Link to Problem: HERE

A 1-dollar bet on craps has an expected winning of -.0141. What does the Law of Large Numbers say about your winnings if you make a large number of 1-dollar bets at the craps table? Does it assure you that your losses will be small? Does it assure you that if n is very large you will lose?

What does the Law of Large Numbers say about your winnings if you make a large number of 1-dollar bets at the craps table?

The law of large numbers says that as \(n \rightarrow \infty\) then your outcome will tend towards its theoretical value. That is, when \(n\) is small, the variation will be proportionally larger than if \(n\) were larger. Thus, the longer you play (or the more bets you make) the more likely that your outcome will match the expected outcome. Since the expected value is negative, this means that the longer you play, the more likely it is that you will end up down money, specifically \(-0.141\) times the number of bets in dollars.

Does it assure you that your losses will be small?

Quite the opposite. The larger \(n\) gets, the higher the likelyhood your loses will be larger.

Does it assure you that if n is very large you will lose?

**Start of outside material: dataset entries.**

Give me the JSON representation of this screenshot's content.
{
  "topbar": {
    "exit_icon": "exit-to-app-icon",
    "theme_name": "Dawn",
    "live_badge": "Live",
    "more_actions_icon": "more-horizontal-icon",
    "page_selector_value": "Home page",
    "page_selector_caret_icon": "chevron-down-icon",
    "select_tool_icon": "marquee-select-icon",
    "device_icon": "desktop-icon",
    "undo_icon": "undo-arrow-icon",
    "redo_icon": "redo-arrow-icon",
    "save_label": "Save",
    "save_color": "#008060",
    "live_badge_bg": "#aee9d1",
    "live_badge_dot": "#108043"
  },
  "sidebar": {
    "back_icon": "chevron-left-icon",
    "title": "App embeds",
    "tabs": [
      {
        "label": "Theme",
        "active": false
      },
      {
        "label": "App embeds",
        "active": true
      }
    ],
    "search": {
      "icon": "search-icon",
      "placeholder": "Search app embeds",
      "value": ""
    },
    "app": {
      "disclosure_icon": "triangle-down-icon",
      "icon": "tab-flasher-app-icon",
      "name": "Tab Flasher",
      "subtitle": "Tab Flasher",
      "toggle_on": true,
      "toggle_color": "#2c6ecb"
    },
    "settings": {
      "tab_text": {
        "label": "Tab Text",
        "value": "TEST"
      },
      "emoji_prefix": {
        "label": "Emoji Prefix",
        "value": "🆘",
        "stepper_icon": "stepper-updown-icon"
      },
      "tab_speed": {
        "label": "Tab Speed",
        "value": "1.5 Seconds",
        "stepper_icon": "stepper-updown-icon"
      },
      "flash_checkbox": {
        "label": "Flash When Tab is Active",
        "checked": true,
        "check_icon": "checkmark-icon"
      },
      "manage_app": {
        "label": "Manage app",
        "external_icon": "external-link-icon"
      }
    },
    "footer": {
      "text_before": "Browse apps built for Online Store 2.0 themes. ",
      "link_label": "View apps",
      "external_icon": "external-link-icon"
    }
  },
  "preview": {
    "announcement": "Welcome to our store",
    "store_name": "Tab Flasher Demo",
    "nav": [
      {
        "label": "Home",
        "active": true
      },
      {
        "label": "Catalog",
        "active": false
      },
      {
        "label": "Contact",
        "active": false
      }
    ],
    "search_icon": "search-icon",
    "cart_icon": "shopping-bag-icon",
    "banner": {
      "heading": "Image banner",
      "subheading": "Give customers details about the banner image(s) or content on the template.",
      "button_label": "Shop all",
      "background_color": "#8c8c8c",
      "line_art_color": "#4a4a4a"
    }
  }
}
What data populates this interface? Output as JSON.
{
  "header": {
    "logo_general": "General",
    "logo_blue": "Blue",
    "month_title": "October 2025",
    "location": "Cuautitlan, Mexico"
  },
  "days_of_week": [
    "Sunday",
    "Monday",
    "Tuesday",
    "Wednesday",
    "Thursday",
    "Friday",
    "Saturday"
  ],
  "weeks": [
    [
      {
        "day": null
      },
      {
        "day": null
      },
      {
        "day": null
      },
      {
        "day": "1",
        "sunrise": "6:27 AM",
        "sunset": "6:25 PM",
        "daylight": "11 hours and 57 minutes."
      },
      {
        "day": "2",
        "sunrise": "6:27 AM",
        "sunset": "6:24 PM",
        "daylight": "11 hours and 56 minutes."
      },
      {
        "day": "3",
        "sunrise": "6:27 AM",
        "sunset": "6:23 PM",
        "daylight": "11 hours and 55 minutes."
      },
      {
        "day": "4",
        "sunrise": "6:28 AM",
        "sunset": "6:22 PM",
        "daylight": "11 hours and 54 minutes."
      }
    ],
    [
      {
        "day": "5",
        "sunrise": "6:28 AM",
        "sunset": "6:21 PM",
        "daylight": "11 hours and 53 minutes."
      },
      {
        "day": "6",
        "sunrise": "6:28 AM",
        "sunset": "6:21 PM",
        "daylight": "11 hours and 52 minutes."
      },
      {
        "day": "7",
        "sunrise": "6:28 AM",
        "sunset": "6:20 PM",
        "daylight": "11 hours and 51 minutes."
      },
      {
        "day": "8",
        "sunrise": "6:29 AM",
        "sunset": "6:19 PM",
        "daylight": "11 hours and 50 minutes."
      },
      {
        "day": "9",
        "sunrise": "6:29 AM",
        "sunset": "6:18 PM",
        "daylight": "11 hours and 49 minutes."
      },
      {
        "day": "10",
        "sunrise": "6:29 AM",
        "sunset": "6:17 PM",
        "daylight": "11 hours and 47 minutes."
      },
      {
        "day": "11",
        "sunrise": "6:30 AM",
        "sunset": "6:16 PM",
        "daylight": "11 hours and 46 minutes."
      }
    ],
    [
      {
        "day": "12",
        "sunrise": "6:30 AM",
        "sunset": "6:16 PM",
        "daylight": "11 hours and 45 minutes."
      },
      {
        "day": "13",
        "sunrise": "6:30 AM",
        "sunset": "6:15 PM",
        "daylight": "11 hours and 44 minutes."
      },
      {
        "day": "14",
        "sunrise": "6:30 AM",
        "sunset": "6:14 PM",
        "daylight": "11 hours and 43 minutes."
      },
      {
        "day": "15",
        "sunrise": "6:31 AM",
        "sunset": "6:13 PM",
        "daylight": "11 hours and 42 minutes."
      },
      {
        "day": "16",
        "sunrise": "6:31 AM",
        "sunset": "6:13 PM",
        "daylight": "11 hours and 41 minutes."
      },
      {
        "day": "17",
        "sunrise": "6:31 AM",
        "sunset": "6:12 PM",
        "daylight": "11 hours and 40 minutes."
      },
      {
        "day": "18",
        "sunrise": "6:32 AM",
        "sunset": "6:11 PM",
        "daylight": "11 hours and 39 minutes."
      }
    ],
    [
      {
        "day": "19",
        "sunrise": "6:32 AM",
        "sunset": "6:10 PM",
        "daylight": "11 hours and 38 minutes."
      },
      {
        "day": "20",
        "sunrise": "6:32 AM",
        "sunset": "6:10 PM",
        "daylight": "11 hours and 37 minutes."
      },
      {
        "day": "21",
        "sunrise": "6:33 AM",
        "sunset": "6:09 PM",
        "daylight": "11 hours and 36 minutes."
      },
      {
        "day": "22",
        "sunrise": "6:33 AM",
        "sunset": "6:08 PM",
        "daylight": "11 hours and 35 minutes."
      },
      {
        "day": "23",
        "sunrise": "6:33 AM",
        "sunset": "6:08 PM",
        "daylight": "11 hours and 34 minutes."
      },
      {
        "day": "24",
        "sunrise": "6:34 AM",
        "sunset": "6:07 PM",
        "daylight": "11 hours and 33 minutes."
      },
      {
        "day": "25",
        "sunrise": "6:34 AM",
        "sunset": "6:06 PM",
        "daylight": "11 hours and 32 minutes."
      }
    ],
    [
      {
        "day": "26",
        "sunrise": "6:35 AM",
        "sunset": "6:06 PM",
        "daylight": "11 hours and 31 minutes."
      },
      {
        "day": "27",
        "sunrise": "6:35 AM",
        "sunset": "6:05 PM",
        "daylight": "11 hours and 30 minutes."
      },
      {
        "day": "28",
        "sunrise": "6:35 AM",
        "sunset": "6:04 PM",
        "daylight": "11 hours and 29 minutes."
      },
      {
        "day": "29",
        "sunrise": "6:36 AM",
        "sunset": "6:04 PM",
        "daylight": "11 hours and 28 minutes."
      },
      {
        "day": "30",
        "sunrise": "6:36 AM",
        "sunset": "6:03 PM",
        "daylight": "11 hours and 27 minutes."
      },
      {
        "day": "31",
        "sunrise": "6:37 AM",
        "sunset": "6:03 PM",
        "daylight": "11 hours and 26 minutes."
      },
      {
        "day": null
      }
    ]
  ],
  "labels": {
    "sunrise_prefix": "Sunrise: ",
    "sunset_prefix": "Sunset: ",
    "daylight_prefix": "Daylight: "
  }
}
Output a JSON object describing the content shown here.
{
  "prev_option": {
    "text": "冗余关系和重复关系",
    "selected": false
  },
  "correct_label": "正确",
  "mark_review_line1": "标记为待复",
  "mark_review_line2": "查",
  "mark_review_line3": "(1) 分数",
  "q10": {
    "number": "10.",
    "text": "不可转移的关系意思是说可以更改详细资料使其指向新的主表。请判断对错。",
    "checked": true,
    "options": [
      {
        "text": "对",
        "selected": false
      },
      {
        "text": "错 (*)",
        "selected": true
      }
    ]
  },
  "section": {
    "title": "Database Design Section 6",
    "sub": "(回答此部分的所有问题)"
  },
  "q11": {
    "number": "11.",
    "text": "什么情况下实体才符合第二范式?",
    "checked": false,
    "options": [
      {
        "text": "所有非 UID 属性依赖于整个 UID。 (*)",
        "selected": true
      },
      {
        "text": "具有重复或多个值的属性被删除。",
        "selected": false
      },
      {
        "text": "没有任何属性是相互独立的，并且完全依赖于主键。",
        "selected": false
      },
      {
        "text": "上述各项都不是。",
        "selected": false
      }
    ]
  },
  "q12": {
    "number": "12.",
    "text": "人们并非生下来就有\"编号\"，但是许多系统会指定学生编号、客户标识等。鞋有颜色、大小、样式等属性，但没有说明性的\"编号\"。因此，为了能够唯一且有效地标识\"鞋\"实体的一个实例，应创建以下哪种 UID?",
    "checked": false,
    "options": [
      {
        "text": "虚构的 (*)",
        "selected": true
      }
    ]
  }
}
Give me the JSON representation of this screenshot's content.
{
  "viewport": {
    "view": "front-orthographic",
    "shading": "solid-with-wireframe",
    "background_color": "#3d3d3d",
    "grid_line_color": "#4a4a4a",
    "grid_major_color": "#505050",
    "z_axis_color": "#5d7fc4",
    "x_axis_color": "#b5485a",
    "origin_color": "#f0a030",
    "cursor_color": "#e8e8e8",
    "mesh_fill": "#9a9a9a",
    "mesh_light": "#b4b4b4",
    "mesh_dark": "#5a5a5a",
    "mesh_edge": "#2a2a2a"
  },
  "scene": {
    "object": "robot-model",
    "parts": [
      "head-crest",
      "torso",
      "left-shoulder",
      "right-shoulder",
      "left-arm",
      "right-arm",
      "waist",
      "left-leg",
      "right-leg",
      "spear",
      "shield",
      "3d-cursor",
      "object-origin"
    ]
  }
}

I don’t know about assure, but it certainly makes it very likely. As \(n \rightarrow \infty\) it garuntees it.

I conducted a series of simulations consisting of four scenarios to determine how often you would come out ahead or behind after \(n\) bets:

1. Betting n=11 times, repeated in 1000 “parallel universes”

2. Betting n=101 times, repeated in 1000 “parallel universes”

3. Betting n=1001 times, repeated in 1000 “parallel universes”

4. Betting n=10001 times, repeated in 1000 “parallel universes”

Simulate.Roulette <- function(n){
  prob.win <- 18/37
  ahead <- 0
  for(i in 1:1000){
    ahead <- ahead + as.integer(sum(runif(n, 0, 1) <= prob.win) > n/2)
  }
  print(paste0("n: ", n, " Ahead: ", ahead, " Behind: ", (1000 - ahead), " Prop: ", (ahead/1000)))
}

Simulate.Roulette(11)

## [1] "n: 11 Ahead: 482 Behind: 518 Prop: 0.482"

Simulate.Roulette(101)

## [1] "n: 101 Ahead: 418 Behind: 582 Prop: 0.418"

Simulate.Roulette(1001)

## [1] "n: 1001 Ahead: 194 Behind: 806 Prop: 0.194"

Simulate.Roulette(10001)

## [1] "n: 10001 Ahead: 4 Behind: 996 Prop: 0.004"

Since the expected value is negative, we know that if you play long enough you will eventually lose all of your money. This is the law of large numbers. As the number of plays is small, the initially variation allows a greater likely hood that you may come out ahead. However as n grows larger, the likelyhood of winning will tend towards 0.

Conclusion: If you ever get to play Lebron James in a game of pickup you should play first basket wins as opposed to first to 11.